6.1 Measures of Regression Fit

We’ll start this chapter by learning about measures of how well a regression fits the data. Consider the following figure

These are exactly the same two regression lines. But we probably have the sense that the regression line in the second figure “fits better” than in the first figure, and, furthermore, that this is likely to result in better predictions of whatever the second outcome is relative to the first one. We’ll formalize this below.

6.1.1 TSS, ESS, SSR

SW 6.4

Let’s start by defining some quantities.

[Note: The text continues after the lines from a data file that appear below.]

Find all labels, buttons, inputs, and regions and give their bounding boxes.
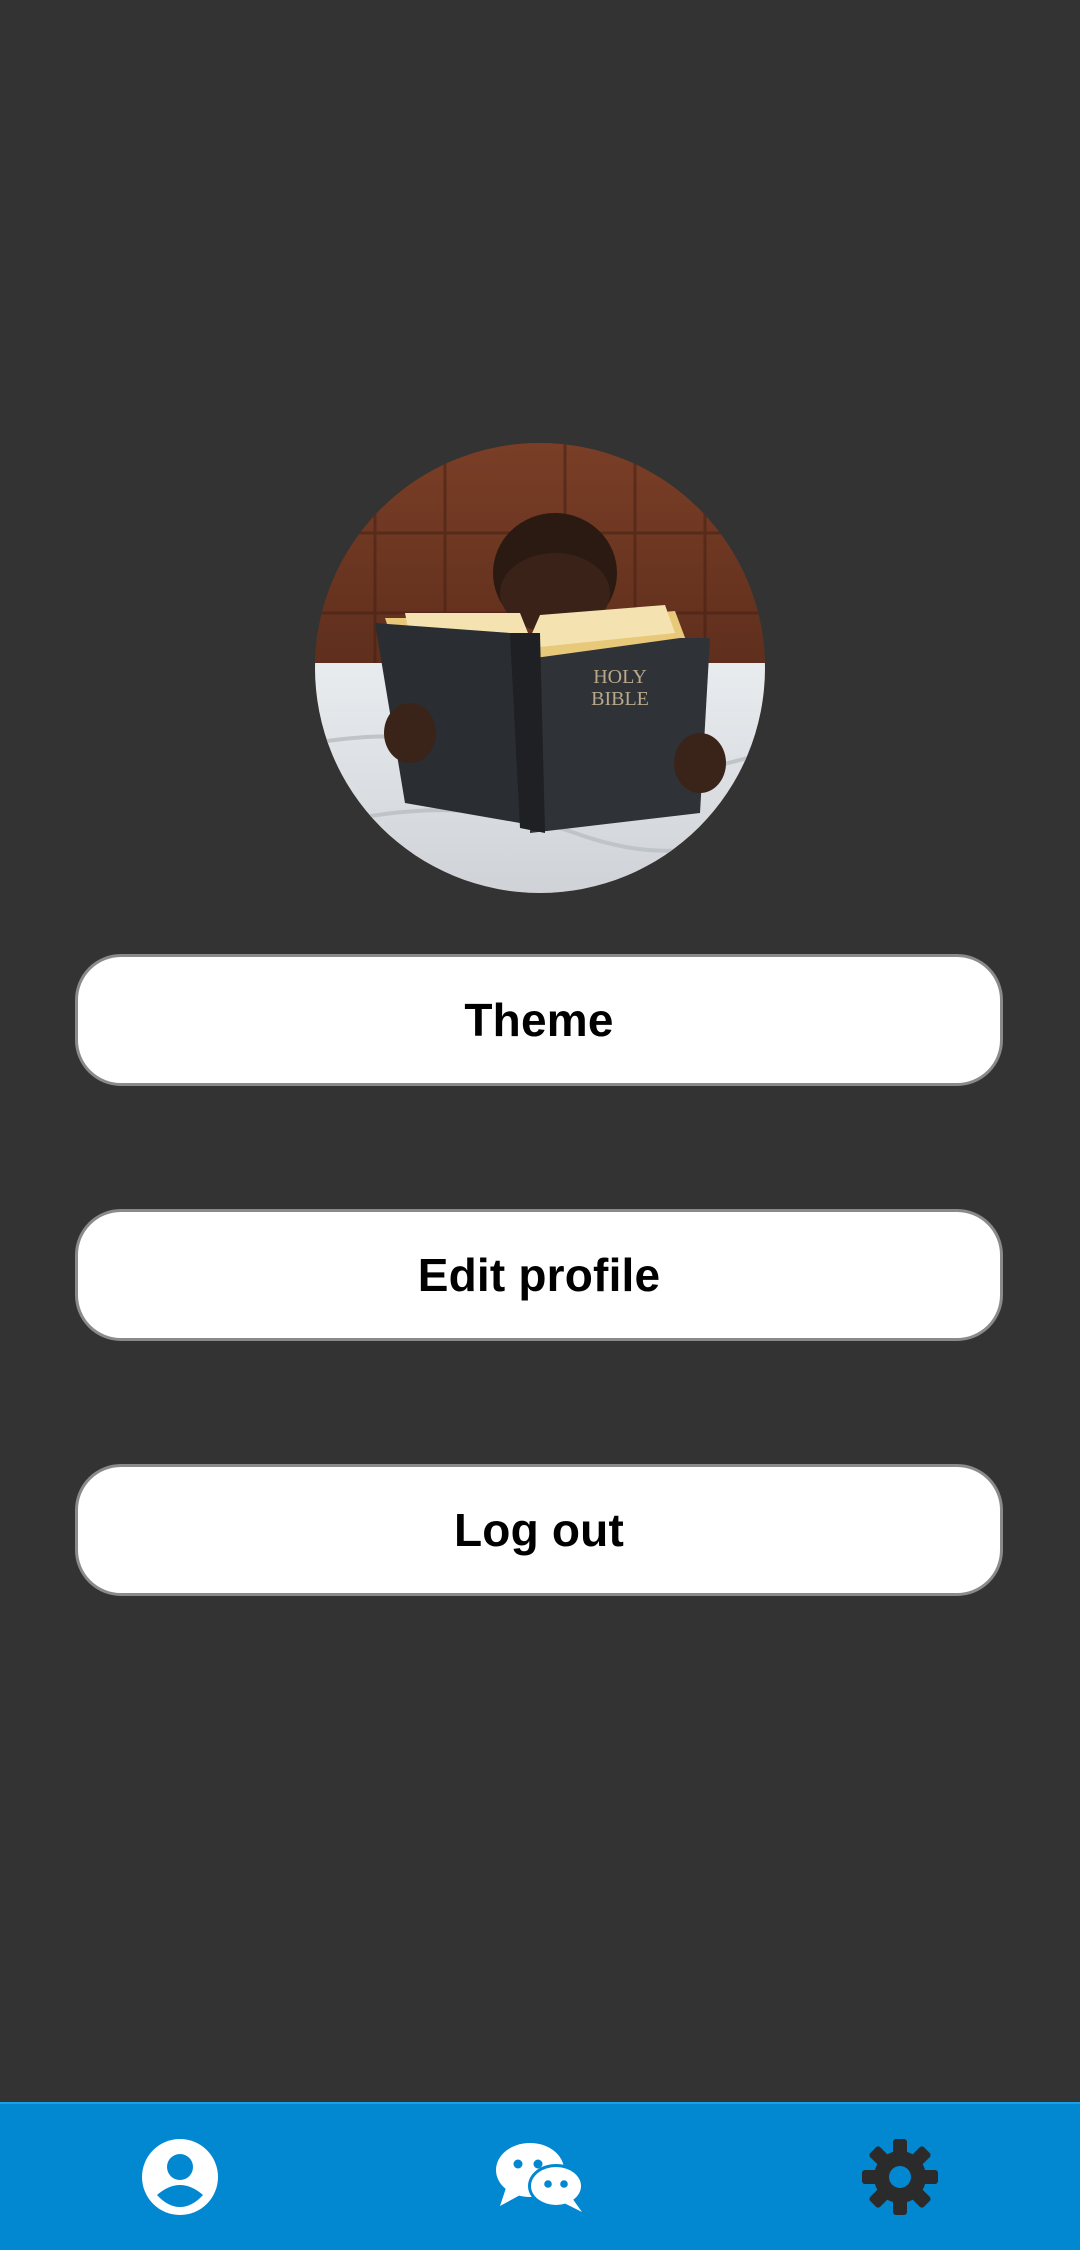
- nav-item-profile[interactable]: [80, 2104, 280, 2250]
- settings-screen: HOLY BIBLE Theme Edit profile Log out: [0, 0, 1080, 2250]
- book-title: HOLY: [593, 666, 647, 688]
- logout-button-label: Log out: [454, 1504, 624, 1556]
- nav-item-chat[interactable]: [440, 2104, 640, 2250]
- theme-button-label: Theme: [464, 994, 614, 1046]
- svg-text:BIBLE: BIBLE: [591, 688, 649, 710]
- nav-item-settings[interactable]: [800, 2104, 1000, 2250]
- gear-icon: [862, 2139, 938, 2215]
- edit-profile-button-label: Edit profile: [417, 1249, 661, 1301]
- logout-button[interactable]: Log out: [75, 1464, 1003, 1596]
- edit-profile-button[interactable]: Edit profile: [75, 1209, 1003, 1341]
- person-icon: [142, 2139, 218, 2215]
- bottom-navigation-bar: [0, 2102, 1080, 2250]
- profile-avatar[interactable]: HOLY BIBLE: [315, 443, 765, 893]
- theme-button[interactable]: Theme: [75, 954, 1003, 1086]
- chat-bubbles-icon: [496, 2143, 584, 2212]
- avatar-photo: HOLY BIBLE: [315, 443, 765, 893]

These will be useful for quantifying how well the model fits the data.

  • Total Sum of Squares (TSS) — measures total variation in the data

    \[ TSS = \sum_{i=1}^n (Y_i - \bar{Y})^2 \]

  • Explained Sum of Squares (ESS) — measures variation explained by the model

    \[ ESS = \sum_{i=1}^n (\hat{Y}_i - \bar{Y})^2 \]

  • Sum of Squared Residuals (SSR) — measures “leftover” variation in the data that is not explained by the model

    \[ SSR = \sum_{i=1}^n \hat{U}_i^2 = \sum_{i=1}^n (Y_i - \hat{Y}_i)^2 \]


  • A first useful property is

    \[ TSS = ESS + SSR \]

    We will not prove this property though it is a useful exercise and not actually that challenging.

  • Another useful property is that \(TSS\), \(ESS\), and \(SSR\) are all positive — this holds because they all involve sums of squared quantities.

6.1.2 \(R^2\)

SW 6.4

\(R^2\) is probably the most common measure of regression fit. It is defined as

\[ R^2 := \frac{ESS}{TSS} \]

so that \(R^2\) is the fraction of the variation in \(Y\) explained by the model. Notice that \(R^2\) is always between 0 and 1 which holds by the two properties of \(TSS\), \(ESS\), and \(SSR\) listed in the previous section.